I would say it doesn't matter. The only thing that matters is how consistent your model is.

LaughAndBeMerry
01-02-2006, 05:01 PM
Thanks for the reply. I'd like to talk more about this if you wouldn't mind. Off the board works best for me if that's OK for you. My e-mail address is velocityphd@yahoo.com. Thanks.

LBM

obeguy
01-19-2006, 07:44 PM
You need conditional logistic regression with race Id as the grouping variable. All of the questions you have about variables and outliers will bve answered by your model runs. the process in entirely empirical. Benter made all his money with this type of model but around 2001, switched to a better probit model in conjunction with some kind of Markov chain Monte Carlo algotithms which I don't understand.

toetoe
01-19-2006, 08:22 PM
Great thread already, only eight posts old. :ThmbUp:

kenwoodallpromos
01-19-2006, 11:12 PM
Since I have no idea what you are talking about, let ME ask you this:
"Would it be correct to say that your odds line is great if some 50-1 shot you made 8-1 wins by a nose, but that the line was crappy if the same horse lost a 3 horse photo?"
If you pegged a horse at 8-1 and it came close, doesn't that mean you should have made it lower odds anyway?

Overlay
01-20-2006, 02:01 AM
I'm not sure you could draw that conclusion from just one race.
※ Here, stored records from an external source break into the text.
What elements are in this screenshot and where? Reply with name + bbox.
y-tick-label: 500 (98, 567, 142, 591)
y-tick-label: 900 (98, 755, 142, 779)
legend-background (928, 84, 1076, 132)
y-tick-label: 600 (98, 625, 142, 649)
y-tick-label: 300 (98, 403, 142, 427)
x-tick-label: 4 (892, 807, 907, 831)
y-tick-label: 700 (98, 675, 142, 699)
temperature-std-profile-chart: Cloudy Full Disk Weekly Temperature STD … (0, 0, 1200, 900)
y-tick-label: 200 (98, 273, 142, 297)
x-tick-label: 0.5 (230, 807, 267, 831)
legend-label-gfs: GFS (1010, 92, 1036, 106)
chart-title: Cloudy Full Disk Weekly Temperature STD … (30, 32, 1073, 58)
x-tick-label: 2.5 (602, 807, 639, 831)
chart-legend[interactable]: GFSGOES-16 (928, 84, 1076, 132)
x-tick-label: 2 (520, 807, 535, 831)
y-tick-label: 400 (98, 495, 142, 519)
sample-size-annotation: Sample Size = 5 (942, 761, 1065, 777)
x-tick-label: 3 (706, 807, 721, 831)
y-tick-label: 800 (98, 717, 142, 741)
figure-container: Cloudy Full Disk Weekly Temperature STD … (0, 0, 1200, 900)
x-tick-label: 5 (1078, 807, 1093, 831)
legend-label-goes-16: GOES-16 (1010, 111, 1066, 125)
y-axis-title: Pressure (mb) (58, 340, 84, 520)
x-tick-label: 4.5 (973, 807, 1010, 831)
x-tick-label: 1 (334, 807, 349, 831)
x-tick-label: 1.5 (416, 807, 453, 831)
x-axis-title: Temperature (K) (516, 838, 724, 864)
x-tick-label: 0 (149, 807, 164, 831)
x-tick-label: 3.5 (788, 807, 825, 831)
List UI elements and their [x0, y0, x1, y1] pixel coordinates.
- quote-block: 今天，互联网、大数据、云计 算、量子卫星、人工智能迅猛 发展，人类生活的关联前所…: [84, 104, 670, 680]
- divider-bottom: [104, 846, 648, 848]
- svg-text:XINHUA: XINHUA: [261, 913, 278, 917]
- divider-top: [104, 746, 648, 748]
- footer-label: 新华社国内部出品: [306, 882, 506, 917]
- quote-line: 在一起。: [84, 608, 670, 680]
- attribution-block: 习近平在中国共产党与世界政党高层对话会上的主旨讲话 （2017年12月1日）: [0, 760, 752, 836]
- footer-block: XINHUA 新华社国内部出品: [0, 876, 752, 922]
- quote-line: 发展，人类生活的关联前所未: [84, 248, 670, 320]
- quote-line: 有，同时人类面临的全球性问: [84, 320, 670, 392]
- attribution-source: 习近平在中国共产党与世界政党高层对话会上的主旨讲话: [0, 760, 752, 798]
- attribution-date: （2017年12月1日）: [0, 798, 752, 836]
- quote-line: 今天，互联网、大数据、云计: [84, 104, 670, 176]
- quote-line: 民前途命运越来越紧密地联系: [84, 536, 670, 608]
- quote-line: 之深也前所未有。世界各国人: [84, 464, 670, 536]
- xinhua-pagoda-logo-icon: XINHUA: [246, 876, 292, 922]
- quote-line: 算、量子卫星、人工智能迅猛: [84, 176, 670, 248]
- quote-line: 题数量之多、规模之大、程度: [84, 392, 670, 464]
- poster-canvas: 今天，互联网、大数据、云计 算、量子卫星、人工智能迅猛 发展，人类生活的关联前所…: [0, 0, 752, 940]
But if horses that are assigned higher fair odds are consistently outperforming lower-odds horses (either in terms of winning or finishing in the money), or if horses in a particular odds range are regularly winning significantly more or less often than their fair odds indicate they should, I'd say that the odds-assignment model would need some refinement.

arkansasman
01-20-2006, 05:01 AM
3) Finally, what would be a reasonable r2 or percentage of deviance explained by the model given that I’m looking at 35,000 observations? While some of the models I’ve run seem to do a pretty good job of fitting (i.e. actual win %’s against predicted are close across odds groups) they all have r2 of 10-25%. Some of the quant jocks where I purchased the stats package have said that this is not unreasonable given the large number of observations.

I am getting a R2 of .1189 in a combined model(model and Public) of 3100 races out of sample.